Stepping close to her husband, she cried, “Now we must never give up, never! Never! Now the Congress must vote for independence. Now they will!”
She turned to her sons, who were gaping, frightened by her, but stirred to their hearts. “Boys, nobody must ever give in to a bully because he has a big club! This is more than a quarrel between two countries. It’s between what makes life worth living, and what makes you ashamed to be alive. In that fight, if the bullies come out on top just because they are strong, it will be shame, shame for everybody — everywhere, forever! Never forget that, my sons!”
They ran to her now, they put their arms around her. She felt as strong as a pillar. Over their heads, she said to her husband passionately, “If I could, I’d shoulder a musket and go out to fight alongside you.”
“Well–!” said their father. He hadn’t even taken his hat off yet. He did now. Holding it in his hand, he bowed before his wife, lifted her hand in his, and kissed her fingers.
Pause to take it all in…
There’s some moral clarity for you. There’s some hero-worship and some “worship” of great ideas and values.
Our Independence and the Constitution by Dorothy Canfield Fisher is a story well worth reading. And it’s a more objective presentation of the American Revolution and its meaning than you’ll find in much of modern history.
Why does Mrs. Fisher present the American Revolution and the Founding Fathers positively, but much modern history presents them neutrally or negatively?
What are their motives? What are the reasons for what they say?
A caveat to Our Independence: The author, Mrs. Canfield, is no philosopher or theoretician of politics or economics. So, she seems to get some things wrong. She does not seem to grasp the importance of property rights. Without property rights, we cannot put any of our other rights into practice. Having the “freedom” to think and believe whatever you want as long as you keep your thoughts in your own head and do not act on them is no freedom; it is captivity.
Does not having the right to property — the right to control and dispose of your house, car, clothes, food, money, savings, cell phone, couch, movie collection, books, pens, paper, computer, Facebook profile — affect your right to speech, liberty, life, and happiness?

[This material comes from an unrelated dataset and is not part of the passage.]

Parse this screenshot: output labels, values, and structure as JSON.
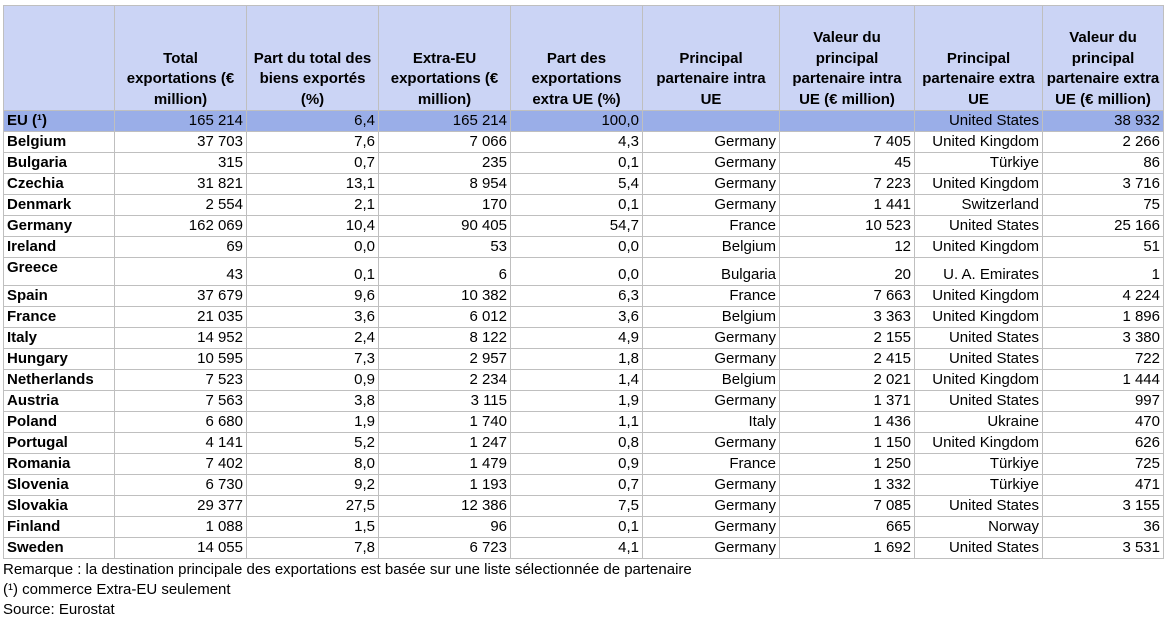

Yes, the Founding Fathers were against wealth and privilege of the nobility in a monarchy, but they were not against wealth and they did not denigrate or disappreciate property. The Founding Fathers wanted a political-economic system that would protect the property and wealth of an individual when it was begotten through hard work or fair trade with another individual; they did not want to protect or make possible wealth obtained by using government force, favors, privilege or position.
Mrs. Canfield also gets off base in having the mother say “We have disagreed with [the King] about taxes. The quarrel is about money!”
I understand that the mother is just a character in the book, but she is supposed to be summing up what is going on in world affairs, not giving her own view. That is the purpose of her speech at that point in the book — as I remember it; I have not read the book in a long, long time.
The “quarrel” was about the divine right of kings vs. the natural, individual rights of Americans. It was the concept of monarchy picking a fight with the concept of a constitutional republic based on individual rights. The King did not send an army over to the Americas only to get taxes he wanted (there’s a real “Robber Baron” for you!!); he sent an army over to the Americas to subjugate the people in diverse aspects of life and he sent an army over to put force behind his demand that Americans obey the divine right of Kings.
In spite of some faults, Our Independence is a very good story. It shows a respect for ideas, a respect for rights, a respect for and worship of the American Revolution in historical context, and a respect for and worship of the Founding Fathers. Recommended.